I’ve spent the last few months trying to see if there’s a way I could plausibly predict November. Sites like FiveThirtyEight do a plenty good job of national races, but what can we say about state races? Could Democrats win the Pennsylvania House? The PA Senate?
Well, I finally think I’ve got a model that does a plausible job.
Soon, I’ll publish some predictions for the winners. But first, let’s look at turnout.
Trends in PA Turnout
Today, I’m focusing on the turnout in even-year general elections (so all Presidential or Gubernatorial races) since 2002. I’m going to only use the two-party vote and use the total votes for President or Governor as turnout, rather than the actual turnout. This ignores third party voters and people who skipped the topline election altogether. The difference between this and actual turnout won’t be large, and this makes the predictions later easier
Between 3.5M and 4.1M Pennsylvanians voted in the midterms since 2002.
What’s a good guess for turnout this year? 2006 seems like an obvious benchmark. In that year, an incumbent Democratic Governor and Senate candidate Bob Casey, Jr capitalized on a national Democratic surge against an unpopular president.

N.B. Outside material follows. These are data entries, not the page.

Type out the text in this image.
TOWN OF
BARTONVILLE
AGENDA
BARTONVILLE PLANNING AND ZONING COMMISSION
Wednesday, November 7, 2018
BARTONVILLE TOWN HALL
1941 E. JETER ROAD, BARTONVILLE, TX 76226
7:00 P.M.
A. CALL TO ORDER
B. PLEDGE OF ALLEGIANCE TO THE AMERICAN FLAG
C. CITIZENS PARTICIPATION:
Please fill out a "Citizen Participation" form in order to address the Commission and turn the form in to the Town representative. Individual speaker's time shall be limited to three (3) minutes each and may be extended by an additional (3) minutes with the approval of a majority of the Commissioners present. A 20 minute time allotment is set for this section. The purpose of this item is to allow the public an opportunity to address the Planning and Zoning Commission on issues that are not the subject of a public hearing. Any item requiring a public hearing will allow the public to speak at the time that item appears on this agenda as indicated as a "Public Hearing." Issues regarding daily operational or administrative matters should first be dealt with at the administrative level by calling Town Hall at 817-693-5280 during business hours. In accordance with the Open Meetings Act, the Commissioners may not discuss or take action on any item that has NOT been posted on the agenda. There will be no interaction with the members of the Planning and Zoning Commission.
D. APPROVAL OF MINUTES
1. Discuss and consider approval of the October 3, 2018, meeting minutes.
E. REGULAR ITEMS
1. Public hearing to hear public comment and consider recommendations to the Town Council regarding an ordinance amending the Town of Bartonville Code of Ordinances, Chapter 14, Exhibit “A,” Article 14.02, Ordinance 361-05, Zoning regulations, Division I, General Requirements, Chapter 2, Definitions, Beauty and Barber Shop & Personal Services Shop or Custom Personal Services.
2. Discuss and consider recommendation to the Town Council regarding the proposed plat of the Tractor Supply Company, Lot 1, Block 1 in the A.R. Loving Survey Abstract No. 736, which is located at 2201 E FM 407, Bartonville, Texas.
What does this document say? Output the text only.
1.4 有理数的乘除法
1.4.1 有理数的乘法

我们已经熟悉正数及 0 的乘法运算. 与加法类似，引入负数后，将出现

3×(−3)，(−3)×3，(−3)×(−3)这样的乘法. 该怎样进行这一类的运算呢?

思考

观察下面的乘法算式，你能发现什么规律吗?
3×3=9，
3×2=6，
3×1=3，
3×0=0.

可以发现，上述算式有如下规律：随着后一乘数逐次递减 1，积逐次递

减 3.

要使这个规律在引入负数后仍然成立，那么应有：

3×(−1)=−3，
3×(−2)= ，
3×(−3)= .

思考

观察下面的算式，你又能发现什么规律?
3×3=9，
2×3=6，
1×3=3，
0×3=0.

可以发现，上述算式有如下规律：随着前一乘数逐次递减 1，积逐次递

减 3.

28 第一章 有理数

Sounds familiar. In that election, 4.09 million Pennsylvanians voted for governor. The other high was from the other wave election in the period: Republicans' sweep of 2010.
I’ve built a model that predicts turnout of every precinct using data from even years from 2002 – 2016. The model uses information on the election (if it’s a midterm, the party in the presidency, whether local races are contested, the incumbency of local races, the presence of female candidates, and district population), and allows for different precinct-level responses to midterm elections, presidential party, and turnout growth or shrinkage over times.
The thing that makes predicting state races so hard is that there aren’t surveys. Without them, it’s really hard to find good proxies for voter excitement and disproportionate interest. Instead, I’ve built the model to simulate the full distribution of types of elections, from very Democratic to very Republican, and then give the entire range of possible results. We can then use that to either (a) examine the full range of possible outcomes, or (b) plug in specific values and see the results, for example “what if the election looked like 2006?”
To achieve this, I've modeled the correlations in turnout among precincts, to identify groups of precincts that all turn out together. Some precincts all come out disproportionately in midterms, others come out only in Democratic wave years. It’s this factor that is the biggest unknown moving into November: what type of election will it be. These correlations create a lot of uncertainty: you can't rely on the Law of Large Numbers to cancel out all of the districts' indiosyncracies.
So, does the model work?
Testing the Model: 2016
To test the model, let’s pretend its September 2016. Using only data from 2002-2014, and I fit it, and then generate predictions for 2016 turnout.
In 2016, I would have estimated 5.68 million votes cast statewide, with a 95% credible interval of 5.16M – 6.29M (the uncertainty is huge, but listen, science is hard, and I’m a serious person). In reality, 6.01 million votes were cast for President. I undershot it by a little bit, but the result is well within the interval.
Capturing relative turnout is arguably more important for final results than overall. Which places voted more than usual, and which less? Let’s compare the model’s predictions for Vote in 2016 / Vote in 2012, compared to the actual values.
I did less well on that. Above is a plot of the observed turnout growth in each geography (measured as turnout in 2016 divided by turnout in 2014) versus what the model would have predicted. A perfect prediction would have all of the points on the 45-degree.
There maybe exists correlation between my predicted growths and the observed results, but it’s weak. It turns out that the growth depends heavily on the partisanship of the election; the correlation factors that I discussed above. Since I don't know what that is ahead of time, I have to simulate them from all of the possibilities, resulting in the elliptical blob above. The model easily identifies these factors retrospectively--I can say for example that 2006 was a very strong Democratic year--but I don’t in general have a way to predict that for an upcoming election.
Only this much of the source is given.